The evidence supports the inference that, with increasing body size of the prey species, there is a greater chance that skeletal elements will survive complete destruction by carnivore scavenging. This results in a higher representation of postcranial elements relative to craniodental remains as body size increases. However, the converse means that species in the lower weight categories are increasingly susceptible to being entirely destroyed by carnivores. Hominins, which occur in the lowest end of the range for WC II, would be among those large mammals expected to be most heavily affected by the greatest number of species with the ability to completely remove skeletal elements from the skeletal assemblage at Laetoli. If this model is correct, then it is not unexpected that so few postcranial bones of hominins have been recovered. In fact, it is precisely what would be predicted at an open-air site with subaerial deposition in which the skeletal assemblage was readily accessible to carnivore scavengers.
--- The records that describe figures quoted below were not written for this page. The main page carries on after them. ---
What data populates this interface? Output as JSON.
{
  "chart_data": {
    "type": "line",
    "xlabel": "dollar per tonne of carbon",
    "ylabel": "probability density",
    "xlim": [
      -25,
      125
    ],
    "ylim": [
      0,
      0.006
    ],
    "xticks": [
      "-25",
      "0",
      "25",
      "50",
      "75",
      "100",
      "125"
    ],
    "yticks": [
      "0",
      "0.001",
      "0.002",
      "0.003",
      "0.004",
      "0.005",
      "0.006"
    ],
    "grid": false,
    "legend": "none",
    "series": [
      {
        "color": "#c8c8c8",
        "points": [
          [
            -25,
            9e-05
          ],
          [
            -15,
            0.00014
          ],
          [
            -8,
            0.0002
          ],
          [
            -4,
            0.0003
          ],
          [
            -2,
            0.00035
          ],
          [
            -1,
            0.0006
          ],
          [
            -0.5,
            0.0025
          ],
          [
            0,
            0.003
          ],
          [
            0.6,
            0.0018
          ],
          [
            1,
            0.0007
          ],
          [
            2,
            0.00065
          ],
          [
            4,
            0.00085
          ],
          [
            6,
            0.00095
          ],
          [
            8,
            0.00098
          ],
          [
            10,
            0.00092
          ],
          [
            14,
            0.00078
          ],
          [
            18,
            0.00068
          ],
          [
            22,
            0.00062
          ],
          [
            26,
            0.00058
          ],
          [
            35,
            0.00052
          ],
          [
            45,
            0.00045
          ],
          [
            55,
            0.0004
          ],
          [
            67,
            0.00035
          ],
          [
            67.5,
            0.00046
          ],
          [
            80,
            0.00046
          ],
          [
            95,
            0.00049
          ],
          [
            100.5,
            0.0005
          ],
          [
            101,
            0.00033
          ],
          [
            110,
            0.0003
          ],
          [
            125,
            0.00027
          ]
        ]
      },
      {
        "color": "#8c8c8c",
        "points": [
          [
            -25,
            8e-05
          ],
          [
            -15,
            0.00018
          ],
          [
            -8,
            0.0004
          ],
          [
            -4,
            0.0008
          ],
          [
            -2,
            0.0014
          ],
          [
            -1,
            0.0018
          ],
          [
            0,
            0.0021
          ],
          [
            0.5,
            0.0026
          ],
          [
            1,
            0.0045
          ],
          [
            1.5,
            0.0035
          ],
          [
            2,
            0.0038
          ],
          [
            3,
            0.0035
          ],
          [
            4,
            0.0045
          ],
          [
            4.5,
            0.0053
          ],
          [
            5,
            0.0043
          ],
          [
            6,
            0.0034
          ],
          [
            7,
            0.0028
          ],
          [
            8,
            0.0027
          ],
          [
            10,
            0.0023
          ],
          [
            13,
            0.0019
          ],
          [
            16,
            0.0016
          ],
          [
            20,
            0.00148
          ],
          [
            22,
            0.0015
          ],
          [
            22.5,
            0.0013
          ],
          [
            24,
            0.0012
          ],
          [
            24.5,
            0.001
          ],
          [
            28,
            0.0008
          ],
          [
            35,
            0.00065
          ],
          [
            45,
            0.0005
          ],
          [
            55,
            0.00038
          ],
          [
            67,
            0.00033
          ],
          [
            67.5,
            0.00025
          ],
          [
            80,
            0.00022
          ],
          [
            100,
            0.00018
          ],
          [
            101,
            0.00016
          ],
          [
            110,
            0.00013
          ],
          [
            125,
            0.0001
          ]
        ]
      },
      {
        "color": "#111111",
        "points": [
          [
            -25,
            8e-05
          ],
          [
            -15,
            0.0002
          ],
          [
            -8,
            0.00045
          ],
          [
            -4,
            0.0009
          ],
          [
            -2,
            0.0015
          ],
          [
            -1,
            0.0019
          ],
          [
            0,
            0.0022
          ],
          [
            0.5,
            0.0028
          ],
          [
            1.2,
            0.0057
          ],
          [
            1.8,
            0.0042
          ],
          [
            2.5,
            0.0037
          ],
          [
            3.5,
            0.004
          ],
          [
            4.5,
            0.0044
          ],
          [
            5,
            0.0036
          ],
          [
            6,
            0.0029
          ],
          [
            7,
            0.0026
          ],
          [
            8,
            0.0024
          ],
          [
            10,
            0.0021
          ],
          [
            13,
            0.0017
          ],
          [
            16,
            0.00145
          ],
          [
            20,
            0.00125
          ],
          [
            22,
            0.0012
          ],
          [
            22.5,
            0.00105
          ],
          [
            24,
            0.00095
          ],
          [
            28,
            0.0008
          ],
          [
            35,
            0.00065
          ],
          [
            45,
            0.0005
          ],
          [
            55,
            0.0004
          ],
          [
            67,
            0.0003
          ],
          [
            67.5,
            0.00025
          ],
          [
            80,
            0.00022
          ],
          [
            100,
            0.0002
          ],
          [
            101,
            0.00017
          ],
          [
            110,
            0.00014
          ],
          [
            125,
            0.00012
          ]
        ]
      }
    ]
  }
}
They also point to the variation in the abundance of living chimpanzees and other primates in different ecologies.

Extant chimpanzees occur at a wide range of population densities across equatorial Africa according to habitat. Densities range from 0.08–0.09/km2 in open woodland (Ugalla, Tanzania; Mount Assirik, Senegal) to 3.1–4.7/km2 in closed woodland and forest (Gombe, Tanzania) (Plumptre and Cox, 2006), an almost sixty-fold difference between marginal and optimal habitats. This observation gives us a better appreciation of how different types of habitat can influence the biomass of African hominoids. It can be assumed that similar levels of population-density variation would have characterized A. afarensis across its geographic range. Given this fact, if A. afarensis at Hadar is indeed more common than at Laetoli, then it would suggest that Hadar had habitats that were more optimal for sustaining higher population densities of A. afarensis compared to Laetoli. The magnitude of the difference between the specimen counts between Hadar and Laetoli are equivalent to the difference in population density between modern-day chimpanzees living in closed and open woodland habitats, respectively.

Based on the fauna -- which interestingly include some rat genera now absent in East Africa but present in India and Southeast Asia -- along with other indicators, they infer that Hadar had more woody cover than Laetoli during the period represented by the hominins.